Более приятного занятия нельзя было придумать в эти знойные, душные дни. Бугорков был в отпуске, в самом начале бесконечно долгих, счастливых, бездельных и бездумных дней. Он лежал в воде, чувствуя каждым своим волосочком скользящие струи теплой воды, ее уверенную силу, слыша ее журчание у себя над ухом и не видя ничего вокруг, кроме серого неба, в котором сияло раскаленное, обезумевшее солнце, черной коряги и коричневой от загара руки с порыжевшими волосами. Если он слишком остывал в воде, он выходил на песок и, выбрав не очень горячий склон в этих сверкающих под солнцем дюнах, падал с приятной дрожью в теле в рассыпчатое тепло песка, который обваливал его, как рыбу на сковородке, налипая на мокрую кожу. Песок быстро высыхал и обсыпался, и только на спине между лопаток на загорелой коже мутно светлел он, пока струи воды, в которых опять нежился Бугорков, не смывали его.
Я и сам любил в былые времена приходить на этот дикий пляж и так же, как Бугорков, подтягивался на упругой коряге, забирался на нее, вытаскивая из воды тяжелеющее тело, прыгал с естественного этого мосточка, выскакивал из воды, облепленный мокрыми волосами и брызгами, и снова лез на разогретую корягу, скользя ногами по ее подводной, слизистой крутизне, мутной тьмою уходившей в глубину.
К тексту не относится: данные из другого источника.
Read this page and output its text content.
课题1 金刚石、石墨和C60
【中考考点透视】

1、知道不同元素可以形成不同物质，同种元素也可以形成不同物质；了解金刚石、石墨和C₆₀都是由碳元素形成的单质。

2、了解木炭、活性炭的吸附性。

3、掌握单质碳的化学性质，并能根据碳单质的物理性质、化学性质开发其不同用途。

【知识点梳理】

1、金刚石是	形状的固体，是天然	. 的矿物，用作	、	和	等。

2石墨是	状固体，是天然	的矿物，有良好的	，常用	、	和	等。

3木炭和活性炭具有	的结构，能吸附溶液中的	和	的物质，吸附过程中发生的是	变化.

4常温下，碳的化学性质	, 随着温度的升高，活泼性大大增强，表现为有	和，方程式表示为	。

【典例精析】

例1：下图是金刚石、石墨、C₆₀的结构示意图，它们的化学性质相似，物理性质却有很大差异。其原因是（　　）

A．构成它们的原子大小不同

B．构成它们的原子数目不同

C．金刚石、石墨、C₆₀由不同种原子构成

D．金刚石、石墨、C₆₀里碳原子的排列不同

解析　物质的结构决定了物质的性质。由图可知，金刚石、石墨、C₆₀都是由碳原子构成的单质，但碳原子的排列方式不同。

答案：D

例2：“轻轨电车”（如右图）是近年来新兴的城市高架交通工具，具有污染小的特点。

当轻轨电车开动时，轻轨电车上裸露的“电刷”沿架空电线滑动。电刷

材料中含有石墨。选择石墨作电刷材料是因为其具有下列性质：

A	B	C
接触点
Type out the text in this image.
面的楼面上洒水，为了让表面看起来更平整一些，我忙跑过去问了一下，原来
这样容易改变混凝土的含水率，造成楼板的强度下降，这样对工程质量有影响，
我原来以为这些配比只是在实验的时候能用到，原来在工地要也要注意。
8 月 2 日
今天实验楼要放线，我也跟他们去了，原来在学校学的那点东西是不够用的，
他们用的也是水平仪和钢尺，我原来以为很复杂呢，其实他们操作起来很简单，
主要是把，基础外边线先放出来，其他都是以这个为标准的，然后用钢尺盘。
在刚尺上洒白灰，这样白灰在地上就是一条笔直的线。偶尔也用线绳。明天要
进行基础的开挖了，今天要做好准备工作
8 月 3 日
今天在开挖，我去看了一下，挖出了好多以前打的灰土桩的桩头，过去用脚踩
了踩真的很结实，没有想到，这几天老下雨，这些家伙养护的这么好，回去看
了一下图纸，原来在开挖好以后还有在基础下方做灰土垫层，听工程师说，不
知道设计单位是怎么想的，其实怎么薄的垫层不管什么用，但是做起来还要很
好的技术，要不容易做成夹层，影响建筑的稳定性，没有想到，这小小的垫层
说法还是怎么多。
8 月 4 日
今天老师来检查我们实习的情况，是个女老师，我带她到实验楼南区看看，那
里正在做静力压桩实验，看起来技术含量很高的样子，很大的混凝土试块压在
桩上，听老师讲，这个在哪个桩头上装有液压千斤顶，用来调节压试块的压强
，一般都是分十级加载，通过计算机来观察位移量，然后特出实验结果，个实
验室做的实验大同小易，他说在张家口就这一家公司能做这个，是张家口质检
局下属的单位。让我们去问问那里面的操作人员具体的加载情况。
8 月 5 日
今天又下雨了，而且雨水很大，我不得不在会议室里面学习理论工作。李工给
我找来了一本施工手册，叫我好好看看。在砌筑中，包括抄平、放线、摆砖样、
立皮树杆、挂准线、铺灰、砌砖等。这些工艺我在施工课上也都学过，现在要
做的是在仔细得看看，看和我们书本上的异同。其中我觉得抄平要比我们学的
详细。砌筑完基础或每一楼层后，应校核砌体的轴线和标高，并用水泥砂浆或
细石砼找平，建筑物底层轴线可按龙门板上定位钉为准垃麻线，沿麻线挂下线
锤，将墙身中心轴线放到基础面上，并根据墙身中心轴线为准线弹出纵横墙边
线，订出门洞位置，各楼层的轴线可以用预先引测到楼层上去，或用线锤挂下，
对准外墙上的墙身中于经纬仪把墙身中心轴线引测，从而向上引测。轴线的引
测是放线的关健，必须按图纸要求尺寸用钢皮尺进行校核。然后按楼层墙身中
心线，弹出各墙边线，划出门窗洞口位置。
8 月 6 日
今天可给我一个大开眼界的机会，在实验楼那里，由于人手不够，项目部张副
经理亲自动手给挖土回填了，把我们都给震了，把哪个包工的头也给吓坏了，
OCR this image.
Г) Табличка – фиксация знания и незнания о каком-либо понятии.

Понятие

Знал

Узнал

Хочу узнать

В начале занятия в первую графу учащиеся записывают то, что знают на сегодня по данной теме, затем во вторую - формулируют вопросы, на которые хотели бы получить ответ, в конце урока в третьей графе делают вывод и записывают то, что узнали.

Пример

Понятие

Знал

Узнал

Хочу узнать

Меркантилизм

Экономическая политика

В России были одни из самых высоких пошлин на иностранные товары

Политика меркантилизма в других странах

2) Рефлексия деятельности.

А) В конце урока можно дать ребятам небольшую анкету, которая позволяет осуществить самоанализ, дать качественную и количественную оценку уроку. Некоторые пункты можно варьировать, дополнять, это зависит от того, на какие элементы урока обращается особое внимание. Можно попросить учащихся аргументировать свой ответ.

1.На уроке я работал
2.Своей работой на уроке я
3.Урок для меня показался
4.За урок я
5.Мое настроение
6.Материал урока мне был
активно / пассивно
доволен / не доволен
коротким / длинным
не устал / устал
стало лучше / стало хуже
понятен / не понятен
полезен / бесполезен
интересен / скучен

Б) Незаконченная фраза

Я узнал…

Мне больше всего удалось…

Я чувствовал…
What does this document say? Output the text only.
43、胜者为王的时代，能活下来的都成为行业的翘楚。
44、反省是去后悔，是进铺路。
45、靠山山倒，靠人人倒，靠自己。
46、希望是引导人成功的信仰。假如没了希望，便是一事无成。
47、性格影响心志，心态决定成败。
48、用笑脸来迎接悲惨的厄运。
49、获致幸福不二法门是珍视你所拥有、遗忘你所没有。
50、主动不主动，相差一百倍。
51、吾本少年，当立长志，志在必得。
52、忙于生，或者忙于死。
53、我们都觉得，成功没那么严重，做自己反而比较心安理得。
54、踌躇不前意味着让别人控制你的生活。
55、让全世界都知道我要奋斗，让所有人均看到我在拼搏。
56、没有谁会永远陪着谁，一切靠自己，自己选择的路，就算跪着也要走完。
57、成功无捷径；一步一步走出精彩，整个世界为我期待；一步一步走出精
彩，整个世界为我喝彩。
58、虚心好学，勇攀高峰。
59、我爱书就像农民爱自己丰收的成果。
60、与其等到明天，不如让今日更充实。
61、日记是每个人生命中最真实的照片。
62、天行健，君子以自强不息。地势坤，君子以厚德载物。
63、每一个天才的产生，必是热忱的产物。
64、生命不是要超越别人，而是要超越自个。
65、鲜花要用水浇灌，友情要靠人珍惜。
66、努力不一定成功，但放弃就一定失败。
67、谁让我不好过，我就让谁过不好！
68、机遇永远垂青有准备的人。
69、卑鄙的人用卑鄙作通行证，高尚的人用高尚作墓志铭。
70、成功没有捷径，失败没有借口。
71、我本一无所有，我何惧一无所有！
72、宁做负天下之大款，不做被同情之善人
Ах, какое это чудесное было время! Пески, совсем еще не тронутые человеком, перемешались с нежно-зеленым мятликом, остужающим босые ноги, обожженные на песке. Ивовые кусты росли на песках непролазными грядами, еще не прореженные топором, а в их зеленых чащобах, в глубоких песчаных впадинах млели под солнцем неиссякающие прудки с черными донышками от перегнивших листьев. После половодья оставались порой в этих ямках, отрезанных от реки, крупные рыбы, которые, как правило, не выживали в перегретой воде, но поймать которых тоже не было никакой возможности: они носились в теплой своей клетке как угорелые, взмучивая воду, поднимая черную гниль со дна, и даже при самых благих намерениях я так и не смог поймать однажды пятнистого щуренка, попавшего в беду.